If your spouse died and you have not remarried, you cannot file a joint return for any year after the year in which your spouse died. Not too long ago, this little rule could have prevented you from taking advantage of the larger $500,000 exclusion that is allowed to joint filers, because you would have been limited to the smaller $250,000 single-filer exclusion if you sold your home in a year after the year in which your spouse died. Our beloved Congress addressed this problem but did not completely cure it. 

Under today’s rules, an unmarried surviving spouse can claim the larger $500,000 gain exclusion for a principal residence sale that occurs within two years after the spouse’s date of death, assuming all the other requirements for the $500,000 exclusion were met immediately before the spouse died. Beware: since the two-year eligibility period for the larger exclusion begins on the date of the spouse’s death, a sale that occurs in the second calendar year following the year of death but more than 24 months after the date of death won’t qualify for the larger $500,000 gain exclusion. You have to get the timing just right to qualify.   

Reduced gain exclusion when you don’t meet all the timing rules 

What happens when you fail to meet all the aforementioned qualification rules? For example, you might sell your home for a healthy profit after living there only 18 months instead of the required two years. Or you might sell your current home less than two years after excluding gain from the sale of a previous residence. Must you pay tax on the entire gain when you make such a “premature” sale? Not necessarily. IRS regulations allow you to claim a reduced exclusion (some fraction of the full $250,000 or $500,000 amount) in quite a few circumstances.    

The reduced exclusion equals the full $250,000 single-filer or $500,000 joint-filer exclusion (whichever applies) multiplied by a fraction. The numerator is the shorter of: (1) the aggregate period of time the property is owned and used as your principal residence during the five-year period ending on the sale date or (2) the period between the last sale for which you claimed an exclusion and the sale date for the home currently being sold. The denominator is two years (12 months or 730 days). That sounds more complicated than it really is. Here are some clarifying examples.  

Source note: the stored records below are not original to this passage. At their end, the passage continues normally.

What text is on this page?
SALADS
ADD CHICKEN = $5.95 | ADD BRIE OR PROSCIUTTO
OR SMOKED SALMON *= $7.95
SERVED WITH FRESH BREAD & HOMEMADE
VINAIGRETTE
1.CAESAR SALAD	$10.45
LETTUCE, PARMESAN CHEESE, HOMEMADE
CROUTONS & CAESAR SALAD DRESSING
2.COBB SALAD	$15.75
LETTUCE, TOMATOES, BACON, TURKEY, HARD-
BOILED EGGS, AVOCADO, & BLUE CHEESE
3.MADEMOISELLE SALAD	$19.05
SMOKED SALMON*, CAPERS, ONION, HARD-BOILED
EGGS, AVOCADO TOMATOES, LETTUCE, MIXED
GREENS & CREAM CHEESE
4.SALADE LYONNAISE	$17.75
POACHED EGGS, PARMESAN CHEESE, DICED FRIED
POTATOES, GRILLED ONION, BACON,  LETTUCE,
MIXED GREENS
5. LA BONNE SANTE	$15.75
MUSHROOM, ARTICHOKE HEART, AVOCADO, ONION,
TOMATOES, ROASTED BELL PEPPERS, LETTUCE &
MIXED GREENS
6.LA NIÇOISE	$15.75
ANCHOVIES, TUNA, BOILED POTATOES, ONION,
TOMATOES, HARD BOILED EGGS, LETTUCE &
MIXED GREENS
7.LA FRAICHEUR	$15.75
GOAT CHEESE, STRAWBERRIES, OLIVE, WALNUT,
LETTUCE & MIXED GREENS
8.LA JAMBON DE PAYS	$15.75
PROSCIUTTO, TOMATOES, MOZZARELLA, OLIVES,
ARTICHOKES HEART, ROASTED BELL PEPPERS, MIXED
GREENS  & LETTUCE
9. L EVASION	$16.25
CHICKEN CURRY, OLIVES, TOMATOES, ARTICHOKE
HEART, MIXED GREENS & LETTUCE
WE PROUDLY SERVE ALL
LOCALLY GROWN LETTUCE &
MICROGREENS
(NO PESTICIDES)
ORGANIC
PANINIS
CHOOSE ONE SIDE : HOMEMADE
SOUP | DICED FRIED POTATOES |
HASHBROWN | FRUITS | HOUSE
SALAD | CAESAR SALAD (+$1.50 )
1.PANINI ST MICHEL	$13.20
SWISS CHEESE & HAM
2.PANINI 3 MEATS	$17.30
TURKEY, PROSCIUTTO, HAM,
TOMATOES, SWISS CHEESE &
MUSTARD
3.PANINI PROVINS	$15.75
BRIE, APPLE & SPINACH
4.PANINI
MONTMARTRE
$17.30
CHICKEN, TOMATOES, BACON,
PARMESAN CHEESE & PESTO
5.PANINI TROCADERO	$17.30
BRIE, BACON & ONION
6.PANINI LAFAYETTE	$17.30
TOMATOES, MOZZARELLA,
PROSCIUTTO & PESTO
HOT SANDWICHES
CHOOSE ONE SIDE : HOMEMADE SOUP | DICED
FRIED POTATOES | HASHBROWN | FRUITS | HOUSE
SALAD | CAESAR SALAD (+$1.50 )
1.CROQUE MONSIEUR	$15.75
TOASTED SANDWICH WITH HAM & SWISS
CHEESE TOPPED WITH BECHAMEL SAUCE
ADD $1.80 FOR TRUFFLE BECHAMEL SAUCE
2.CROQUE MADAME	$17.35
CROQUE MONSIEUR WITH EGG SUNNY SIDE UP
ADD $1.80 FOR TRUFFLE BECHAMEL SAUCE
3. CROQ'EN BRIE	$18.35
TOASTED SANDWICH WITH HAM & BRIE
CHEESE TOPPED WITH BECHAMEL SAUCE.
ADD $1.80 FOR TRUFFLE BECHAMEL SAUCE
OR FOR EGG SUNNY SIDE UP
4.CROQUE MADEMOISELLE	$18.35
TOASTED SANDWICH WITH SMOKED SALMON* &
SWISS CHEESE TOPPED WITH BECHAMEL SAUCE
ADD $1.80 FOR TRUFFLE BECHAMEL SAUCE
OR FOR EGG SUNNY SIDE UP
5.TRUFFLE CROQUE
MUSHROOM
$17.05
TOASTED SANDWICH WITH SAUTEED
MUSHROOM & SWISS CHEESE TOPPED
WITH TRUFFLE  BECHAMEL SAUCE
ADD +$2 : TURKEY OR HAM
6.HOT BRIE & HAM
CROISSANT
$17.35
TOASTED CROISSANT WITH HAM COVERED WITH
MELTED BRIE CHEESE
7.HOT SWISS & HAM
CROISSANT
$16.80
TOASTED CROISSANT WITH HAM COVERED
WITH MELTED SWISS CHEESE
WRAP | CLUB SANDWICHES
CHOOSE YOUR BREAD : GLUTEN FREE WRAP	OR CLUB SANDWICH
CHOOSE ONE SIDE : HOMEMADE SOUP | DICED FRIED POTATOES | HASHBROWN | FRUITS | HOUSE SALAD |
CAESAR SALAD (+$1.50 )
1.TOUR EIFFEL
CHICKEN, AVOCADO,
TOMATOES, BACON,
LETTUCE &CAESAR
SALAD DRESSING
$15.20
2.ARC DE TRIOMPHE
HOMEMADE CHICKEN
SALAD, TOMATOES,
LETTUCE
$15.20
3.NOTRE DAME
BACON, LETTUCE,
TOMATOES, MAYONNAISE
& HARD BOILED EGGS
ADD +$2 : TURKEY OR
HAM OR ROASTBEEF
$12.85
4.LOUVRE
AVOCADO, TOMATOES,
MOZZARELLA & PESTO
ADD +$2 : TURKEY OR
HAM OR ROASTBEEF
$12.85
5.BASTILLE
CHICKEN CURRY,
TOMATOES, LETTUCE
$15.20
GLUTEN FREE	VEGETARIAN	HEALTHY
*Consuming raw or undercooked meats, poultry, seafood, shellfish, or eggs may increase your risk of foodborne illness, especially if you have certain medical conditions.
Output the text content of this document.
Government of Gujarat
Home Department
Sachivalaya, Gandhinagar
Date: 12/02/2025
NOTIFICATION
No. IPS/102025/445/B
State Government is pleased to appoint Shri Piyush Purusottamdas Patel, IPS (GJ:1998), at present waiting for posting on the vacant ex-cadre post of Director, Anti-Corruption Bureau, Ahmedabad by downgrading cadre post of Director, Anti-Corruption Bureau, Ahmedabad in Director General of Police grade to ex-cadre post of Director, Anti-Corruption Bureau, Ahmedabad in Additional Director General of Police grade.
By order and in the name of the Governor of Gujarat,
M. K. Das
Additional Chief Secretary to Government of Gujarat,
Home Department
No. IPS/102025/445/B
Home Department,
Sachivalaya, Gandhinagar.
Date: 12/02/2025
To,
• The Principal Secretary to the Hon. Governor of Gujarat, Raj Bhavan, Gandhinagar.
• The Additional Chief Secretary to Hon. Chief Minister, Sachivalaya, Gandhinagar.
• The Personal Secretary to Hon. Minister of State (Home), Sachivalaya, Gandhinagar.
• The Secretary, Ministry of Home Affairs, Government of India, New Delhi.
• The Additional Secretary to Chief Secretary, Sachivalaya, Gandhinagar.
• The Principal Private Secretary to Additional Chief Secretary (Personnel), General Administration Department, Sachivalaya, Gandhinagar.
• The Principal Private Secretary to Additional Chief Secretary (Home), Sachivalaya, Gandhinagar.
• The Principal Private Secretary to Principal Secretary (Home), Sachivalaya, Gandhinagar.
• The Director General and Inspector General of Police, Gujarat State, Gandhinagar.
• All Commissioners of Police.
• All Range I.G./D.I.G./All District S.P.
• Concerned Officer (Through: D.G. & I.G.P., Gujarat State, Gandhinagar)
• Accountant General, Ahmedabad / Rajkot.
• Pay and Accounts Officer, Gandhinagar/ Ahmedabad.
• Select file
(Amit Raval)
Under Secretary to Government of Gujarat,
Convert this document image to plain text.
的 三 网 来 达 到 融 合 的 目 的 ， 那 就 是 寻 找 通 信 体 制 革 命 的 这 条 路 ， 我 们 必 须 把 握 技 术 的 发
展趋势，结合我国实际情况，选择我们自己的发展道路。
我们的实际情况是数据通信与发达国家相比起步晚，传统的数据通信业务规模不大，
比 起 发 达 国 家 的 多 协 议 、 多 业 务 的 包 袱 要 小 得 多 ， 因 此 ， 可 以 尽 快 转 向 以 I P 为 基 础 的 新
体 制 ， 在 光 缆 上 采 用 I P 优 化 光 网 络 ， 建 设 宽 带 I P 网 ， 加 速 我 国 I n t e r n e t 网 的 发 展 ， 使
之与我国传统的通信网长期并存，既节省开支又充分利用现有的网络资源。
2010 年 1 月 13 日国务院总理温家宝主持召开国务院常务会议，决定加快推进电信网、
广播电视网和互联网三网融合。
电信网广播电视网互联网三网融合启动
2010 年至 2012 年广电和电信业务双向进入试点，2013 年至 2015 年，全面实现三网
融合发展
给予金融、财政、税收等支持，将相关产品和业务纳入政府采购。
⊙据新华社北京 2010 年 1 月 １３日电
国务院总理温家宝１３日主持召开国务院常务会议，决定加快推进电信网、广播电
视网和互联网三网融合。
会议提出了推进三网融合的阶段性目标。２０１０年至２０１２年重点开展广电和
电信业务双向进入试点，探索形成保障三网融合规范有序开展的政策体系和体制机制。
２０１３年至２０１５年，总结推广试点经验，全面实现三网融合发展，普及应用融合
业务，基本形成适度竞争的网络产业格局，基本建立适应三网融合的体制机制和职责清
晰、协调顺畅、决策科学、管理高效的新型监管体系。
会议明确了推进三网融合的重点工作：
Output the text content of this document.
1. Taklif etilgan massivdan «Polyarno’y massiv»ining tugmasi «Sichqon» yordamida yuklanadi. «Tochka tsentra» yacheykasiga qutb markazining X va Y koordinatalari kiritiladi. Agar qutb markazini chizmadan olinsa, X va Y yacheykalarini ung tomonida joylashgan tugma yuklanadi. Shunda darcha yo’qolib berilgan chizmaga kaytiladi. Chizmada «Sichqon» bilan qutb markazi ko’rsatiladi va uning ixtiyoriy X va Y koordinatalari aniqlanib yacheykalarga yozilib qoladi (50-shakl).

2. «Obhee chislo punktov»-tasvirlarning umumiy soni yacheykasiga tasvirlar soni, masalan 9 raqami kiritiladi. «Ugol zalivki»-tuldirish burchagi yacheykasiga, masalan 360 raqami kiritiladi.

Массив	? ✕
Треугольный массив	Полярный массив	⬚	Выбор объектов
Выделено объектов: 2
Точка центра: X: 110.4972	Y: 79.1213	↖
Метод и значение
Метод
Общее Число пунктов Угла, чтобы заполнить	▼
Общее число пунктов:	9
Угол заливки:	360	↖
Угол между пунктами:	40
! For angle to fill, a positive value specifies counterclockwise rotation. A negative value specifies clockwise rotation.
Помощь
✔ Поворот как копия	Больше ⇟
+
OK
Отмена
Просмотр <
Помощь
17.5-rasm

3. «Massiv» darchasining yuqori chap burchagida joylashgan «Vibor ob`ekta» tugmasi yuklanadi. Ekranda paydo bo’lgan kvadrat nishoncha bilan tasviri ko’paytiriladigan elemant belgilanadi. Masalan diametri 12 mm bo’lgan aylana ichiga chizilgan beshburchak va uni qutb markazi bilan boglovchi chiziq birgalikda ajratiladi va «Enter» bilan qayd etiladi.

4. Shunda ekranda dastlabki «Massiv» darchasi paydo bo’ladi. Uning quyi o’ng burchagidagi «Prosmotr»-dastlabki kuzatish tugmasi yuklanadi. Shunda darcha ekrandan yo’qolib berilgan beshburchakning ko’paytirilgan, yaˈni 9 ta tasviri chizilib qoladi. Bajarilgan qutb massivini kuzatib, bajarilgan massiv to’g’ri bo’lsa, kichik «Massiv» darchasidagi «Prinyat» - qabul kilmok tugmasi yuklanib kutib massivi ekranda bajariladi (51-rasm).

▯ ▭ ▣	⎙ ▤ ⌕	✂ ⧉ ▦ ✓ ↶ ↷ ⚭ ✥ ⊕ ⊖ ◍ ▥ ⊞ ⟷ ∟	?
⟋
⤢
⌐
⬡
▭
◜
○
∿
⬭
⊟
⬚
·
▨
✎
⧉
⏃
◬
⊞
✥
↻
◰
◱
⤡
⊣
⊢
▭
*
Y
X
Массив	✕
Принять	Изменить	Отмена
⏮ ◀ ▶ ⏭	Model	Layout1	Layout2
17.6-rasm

Example 3: You and your spouse file jointly. Due to a job change that required a long-distance move, you sold your home, which you had owned and used as your principal residence for 11 months. Because you bought at exactly the right time, you snagged a $200,000 gain. You are entitled to a reduced gain exclusion of $229,167 ($500,000 x 11/24). So, you can exclude the entire gain for federal income tax purposes.   

Example 4: You sold your previous home 15 months ago and claimed the gain exclusion privilege. Due to health reasons, you are now about to close on the sale of your current home, which you’ve owned and used as your principal residence for 15 months, for a $125,000 gain. You are entitled to a reduced gain exclusion of $156,250 ($250,000 x 15/24). So, you can exclude the entire gain for federal income tax purposes.    

Eligibility for reduced exclusion

The reduced exclusion deal is only available when you sell your home due to: 

* A change of place of employment.

* Health reasons.

* Other unforeseen circumstances, as specified by the IRS. 

For details on eligibility for a reduced exclusion, see IRS Publication 523 (Selling Your Home) at www.irs.gov.

The bottom line

As I said at the beginning, the home-sale gain exclusion break can be one of the best tax-saving deals of your life. And you can qualify in some circumstances that might surprise you.